While I was getting ready for the beginning of the Mentor Program, I was very excited and quite nervous too. I could have done without the unexpected visit to the vet for a wounded cat and the car trouble the day before I left, but it all worked out. The cat only needed a "lampshade collar" instead of surgery and the car...fixed itself. Go figure. I guess it kept my brain occupied. Since my return I have been processing everything I learned at the beginning of the 2009 Nevada SCBWI Mentor Program. (Beetle illustration copyright by Kristen Schwartz)
I don't know if it was the genius and authenticity of the faculty, the timing, or a little bit of everything that made this the best SCBWI event I have been to over the years. (Of course, Suzanne Morgan Williams and Ellen Hopkins did a brilliant job organizing it!) Overall the tone was hopeful and the information accessible with each presenter giving lots of examples for better comprehension.
I have read and read about illustrating picture books and gone to conference workshops, but there is nothing like being in a small group with the luxury of asking lots of questions. I was able to get answers to questions that had been worrying or hindering me in some way. Some questions seemed silly to ask, but from my roots illustrating botanicals, notecards, and logos, children's publishing is a foreign land with lots of mysteries. Each question was treated respectfully and seriously. (Not to say there wasn't plenty of humor.)
Yuyi Morales walked us through her picture book process from beginning to end and Laurent Linn, Art Director at Simon and Schuster, took us through his process of art directing a picture book. Laurent Linn said that children's publishing is an industry that truly cares about children. I would take it further and say that children's publishing also gives generously to the people that aspire to work in the field. No wonder it feels like home.
It's a humbling experience to start over as an illustrator in a new genre, but with Yuyi Morales mentoring me, it feels obtainable. In our first meeting I shared the "thumbnail storyboard" of my folktale. If you are unfamiliar with thumbnails or storyboards in this context, they are a very very rough and small map of the layout of a picture book. I wasn't completely happy with my first layout. I guess you might say it wasn't consistently magical. It became clear after talking with Yuyi that I needed to think from a different point of view to stir up the visual magic. That night I woke up and realized that I was in the middle of rewriting my folktale. I continued on - awake this time - taking out the elements I didn't like and emphasizing the ones that I did. In the end I felt more connected with the story.
Laurent Linn gave a presentation on the difference between picture book illustrations and non-picture book illustrations. He presented examples of both - comparing and contrasting - emphasizing the fact that picture book images are not static. They make an emotional connection with the viewer and tell a story. They are also not portraits. This presentations was pivotal for me. My illustrations for Faery Medicine are character studies for the stories that accompany them and are not necessarily for the children's book industry. They are definitely more in line with portraits. As I pondered more of my work, I had to laugh when I remembered that I used to call my botanical illustrations "botanical portraits". What Laurent said clicked. I get it. It's the big simple secret that was right in front of my nose...the one in the portrait.

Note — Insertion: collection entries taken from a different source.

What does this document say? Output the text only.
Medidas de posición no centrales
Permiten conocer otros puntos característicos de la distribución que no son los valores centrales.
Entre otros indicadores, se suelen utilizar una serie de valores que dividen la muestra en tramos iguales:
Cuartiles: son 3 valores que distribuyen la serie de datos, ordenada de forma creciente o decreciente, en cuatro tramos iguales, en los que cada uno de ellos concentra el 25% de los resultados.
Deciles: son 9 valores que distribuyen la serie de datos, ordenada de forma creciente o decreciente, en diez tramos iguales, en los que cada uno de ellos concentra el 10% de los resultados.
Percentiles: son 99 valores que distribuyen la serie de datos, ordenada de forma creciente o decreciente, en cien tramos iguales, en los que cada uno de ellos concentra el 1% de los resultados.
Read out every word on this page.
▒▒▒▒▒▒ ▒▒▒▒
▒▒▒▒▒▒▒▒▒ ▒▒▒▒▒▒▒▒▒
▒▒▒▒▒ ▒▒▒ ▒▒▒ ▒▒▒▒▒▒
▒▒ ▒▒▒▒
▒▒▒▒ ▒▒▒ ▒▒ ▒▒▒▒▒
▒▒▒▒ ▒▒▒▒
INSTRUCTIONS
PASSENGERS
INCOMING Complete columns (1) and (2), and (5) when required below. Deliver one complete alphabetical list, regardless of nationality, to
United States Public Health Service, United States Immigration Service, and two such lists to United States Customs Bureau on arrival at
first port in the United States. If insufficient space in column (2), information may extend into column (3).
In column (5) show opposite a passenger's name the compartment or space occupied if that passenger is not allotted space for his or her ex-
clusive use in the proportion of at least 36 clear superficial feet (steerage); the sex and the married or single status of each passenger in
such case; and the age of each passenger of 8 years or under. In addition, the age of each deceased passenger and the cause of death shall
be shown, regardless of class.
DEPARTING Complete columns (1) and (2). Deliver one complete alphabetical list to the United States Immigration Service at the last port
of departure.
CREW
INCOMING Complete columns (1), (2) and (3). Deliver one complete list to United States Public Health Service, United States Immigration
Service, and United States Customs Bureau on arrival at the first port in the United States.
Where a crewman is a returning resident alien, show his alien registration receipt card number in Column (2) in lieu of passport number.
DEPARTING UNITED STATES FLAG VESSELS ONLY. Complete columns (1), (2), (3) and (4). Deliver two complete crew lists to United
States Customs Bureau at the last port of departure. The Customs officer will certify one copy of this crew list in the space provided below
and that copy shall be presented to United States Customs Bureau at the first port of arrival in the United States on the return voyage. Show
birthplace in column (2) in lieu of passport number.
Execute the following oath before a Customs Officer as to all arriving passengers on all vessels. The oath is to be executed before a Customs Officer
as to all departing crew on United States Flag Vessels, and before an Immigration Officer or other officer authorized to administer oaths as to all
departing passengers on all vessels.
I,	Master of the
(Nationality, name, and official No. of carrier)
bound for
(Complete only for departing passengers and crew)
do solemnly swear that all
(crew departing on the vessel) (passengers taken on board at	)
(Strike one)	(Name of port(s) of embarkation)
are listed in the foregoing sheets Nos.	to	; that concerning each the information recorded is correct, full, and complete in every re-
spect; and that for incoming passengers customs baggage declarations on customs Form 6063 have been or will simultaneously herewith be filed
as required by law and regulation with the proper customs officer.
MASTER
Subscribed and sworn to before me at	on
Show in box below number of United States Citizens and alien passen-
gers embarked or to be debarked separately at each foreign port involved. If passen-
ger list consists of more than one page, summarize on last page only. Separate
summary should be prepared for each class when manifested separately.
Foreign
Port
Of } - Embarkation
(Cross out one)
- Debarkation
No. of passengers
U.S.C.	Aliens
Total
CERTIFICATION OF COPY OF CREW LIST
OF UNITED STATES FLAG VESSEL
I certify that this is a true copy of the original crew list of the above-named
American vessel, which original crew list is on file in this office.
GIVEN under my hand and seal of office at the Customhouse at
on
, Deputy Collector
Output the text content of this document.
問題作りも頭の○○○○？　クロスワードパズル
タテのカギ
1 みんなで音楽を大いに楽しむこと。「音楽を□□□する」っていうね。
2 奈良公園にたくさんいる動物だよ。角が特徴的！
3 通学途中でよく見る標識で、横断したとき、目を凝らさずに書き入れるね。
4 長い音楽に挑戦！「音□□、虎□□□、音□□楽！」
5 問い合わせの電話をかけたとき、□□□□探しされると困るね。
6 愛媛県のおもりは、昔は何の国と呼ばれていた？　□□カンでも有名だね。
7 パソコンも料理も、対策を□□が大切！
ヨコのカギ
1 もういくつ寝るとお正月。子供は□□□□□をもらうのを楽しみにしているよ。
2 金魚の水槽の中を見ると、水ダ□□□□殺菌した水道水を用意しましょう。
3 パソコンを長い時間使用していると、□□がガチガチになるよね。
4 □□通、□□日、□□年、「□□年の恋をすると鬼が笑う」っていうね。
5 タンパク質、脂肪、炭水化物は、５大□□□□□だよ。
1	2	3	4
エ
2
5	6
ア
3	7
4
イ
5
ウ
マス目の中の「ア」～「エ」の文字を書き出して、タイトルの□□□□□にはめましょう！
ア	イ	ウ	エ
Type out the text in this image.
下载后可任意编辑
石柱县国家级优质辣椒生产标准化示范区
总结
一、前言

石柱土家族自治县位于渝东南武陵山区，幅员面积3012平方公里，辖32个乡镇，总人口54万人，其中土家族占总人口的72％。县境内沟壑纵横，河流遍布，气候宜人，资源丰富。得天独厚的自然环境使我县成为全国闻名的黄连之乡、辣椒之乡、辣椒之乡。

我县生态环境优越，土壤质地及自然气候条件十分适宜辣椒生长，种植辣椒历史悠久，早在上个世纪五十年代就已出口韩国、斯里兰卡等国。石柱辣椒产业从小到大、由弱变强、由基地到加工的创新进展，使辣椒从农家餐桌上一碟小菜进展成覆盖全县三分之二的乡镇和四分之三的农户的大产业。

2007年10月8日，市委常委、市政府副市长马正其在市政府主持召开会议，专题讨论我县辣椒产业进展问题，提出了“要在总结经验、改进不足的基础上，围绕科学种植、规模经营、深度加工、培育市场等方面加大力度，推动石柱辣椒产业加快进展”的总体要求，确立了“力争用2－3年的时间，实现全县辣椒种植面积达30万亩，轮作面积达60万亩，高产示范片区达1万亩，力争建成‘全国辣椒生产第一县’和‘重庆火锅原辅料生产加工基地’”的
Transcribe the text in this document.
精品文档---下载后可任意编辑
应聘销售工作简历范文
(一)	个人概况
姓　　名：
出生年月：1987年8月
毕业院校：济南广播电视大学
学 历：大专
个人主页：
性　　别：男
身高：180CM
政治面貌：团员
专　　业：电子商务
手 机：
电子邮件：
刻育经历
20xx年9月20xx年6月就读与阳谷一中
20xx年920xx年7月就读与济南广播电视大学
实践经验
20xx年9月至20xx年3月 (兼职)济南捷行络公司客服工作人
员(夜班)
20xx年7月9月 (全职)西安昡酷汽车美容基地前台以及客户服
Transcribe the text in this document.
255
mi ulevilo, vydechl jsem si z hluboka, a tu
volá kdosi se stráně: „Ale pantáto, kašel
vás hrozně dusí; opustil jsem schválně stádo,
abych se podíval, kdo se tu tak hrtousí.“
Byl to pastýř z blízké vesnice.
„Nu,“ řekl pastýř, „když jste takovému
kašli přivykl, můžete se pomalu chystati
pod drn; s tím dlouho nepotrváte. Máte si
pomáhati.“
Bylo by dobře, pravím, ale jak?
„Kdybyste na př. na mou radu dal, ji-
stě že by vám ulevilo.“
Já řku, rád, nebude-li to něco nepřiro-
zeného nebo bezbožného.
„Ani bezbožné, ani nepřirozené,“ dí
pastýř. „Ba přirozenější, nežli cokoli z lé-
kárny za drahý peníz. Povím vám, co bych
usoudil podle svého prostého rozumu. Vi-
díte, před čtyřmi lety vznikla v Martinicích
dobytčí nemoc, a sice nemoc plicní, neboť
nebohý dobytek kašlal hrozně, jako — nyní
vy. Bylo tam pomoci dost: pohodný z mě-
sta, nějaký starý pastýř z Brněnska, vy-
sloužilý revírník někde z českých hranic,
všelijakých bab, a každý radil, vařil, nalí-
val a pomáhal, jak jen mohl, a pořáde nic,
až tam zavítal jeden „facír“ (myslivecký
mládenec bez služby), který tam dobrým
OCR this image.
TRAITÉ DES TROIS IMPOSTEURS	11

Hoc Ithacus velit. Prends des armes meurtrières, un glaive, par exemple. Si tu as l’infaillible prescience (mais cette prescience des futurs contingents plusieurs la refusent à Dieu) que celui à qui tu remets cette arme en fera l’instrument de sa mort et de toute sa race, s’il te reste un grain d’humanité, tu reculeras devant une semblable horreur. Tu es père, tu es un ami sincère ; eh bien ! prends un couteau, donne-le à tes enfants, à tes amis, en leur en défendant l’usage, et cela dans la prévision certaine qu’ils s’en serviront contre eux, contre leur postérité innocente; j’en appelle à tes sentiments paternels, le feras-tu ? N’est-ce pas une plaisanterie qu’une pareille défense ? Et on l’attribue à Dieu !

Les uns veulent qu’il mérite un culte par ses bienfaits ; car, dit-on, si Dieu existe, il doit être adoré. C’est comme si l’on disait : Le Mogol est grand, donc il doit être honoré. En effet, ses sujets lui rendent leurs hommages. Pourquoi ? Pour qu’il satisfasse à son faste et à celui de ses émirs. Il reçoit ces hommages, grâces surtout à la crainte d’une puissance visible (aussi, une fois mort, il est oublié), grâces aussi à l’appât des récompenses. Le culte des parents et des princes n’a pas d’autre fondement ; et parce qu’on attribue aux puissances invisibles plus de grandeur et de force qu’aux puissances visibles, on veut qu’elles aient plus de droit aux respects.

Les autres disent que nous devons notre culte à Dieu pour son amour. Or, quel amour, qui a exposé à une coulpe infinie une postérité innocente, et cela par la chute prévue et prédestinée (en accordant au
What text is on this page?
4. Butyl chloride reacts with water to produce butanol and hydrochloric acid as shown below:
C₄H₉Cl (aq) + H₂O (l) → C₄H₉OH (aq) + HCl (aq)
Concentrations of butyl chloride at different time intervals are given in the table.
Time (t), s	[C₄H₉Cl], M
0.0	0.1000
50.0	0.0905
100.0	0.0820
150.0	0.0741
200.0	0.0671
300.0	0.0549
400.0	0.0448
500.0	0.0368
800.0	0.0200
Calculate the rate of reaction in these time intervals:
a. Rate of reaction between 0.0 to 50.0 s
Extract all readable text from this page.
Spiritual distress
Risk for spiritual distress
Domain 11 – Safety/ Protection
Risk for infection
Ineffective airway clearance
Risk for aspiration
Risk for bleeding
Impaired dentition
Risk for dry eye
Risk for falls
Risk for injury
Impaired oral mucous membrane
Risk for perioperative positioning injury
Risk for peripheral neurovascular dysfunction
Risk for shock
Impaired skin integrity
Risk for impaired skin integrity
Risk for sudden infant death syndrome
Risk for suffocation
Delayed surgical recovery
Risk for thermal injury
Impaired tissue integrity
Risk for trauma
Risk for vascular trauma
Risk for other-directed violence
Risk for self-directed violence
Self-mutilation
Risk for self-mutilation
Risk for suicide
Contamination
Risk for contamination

I could go on and on listing every pivotal moment. The truth is, every moment was pivotal. Even listening to writer Jane Yolen affected my illustration process. I looked forward to hearing her speak because I like her work, but I was surprised at the outcome. It was truly an amazing conference.
Since I've been back, I sent Yuyi the rewrite on my folktale and I'm waiting for feedback before I do another thumbnail version of the illustrations. Well, actually I already did another one. I was too excited not to, but I expect to do another one after she reads my rewrite as she will probably have suggestions for revisions and pacing on the story. It's all good practice. So, I leave you with my most recent storyboard inspired by a Vietnamese folktale. Stay tuned for more!
(Horizontal lines on the page represent text placement. The vertical line down the middle of the illustrations represents the gutter or space between pages.)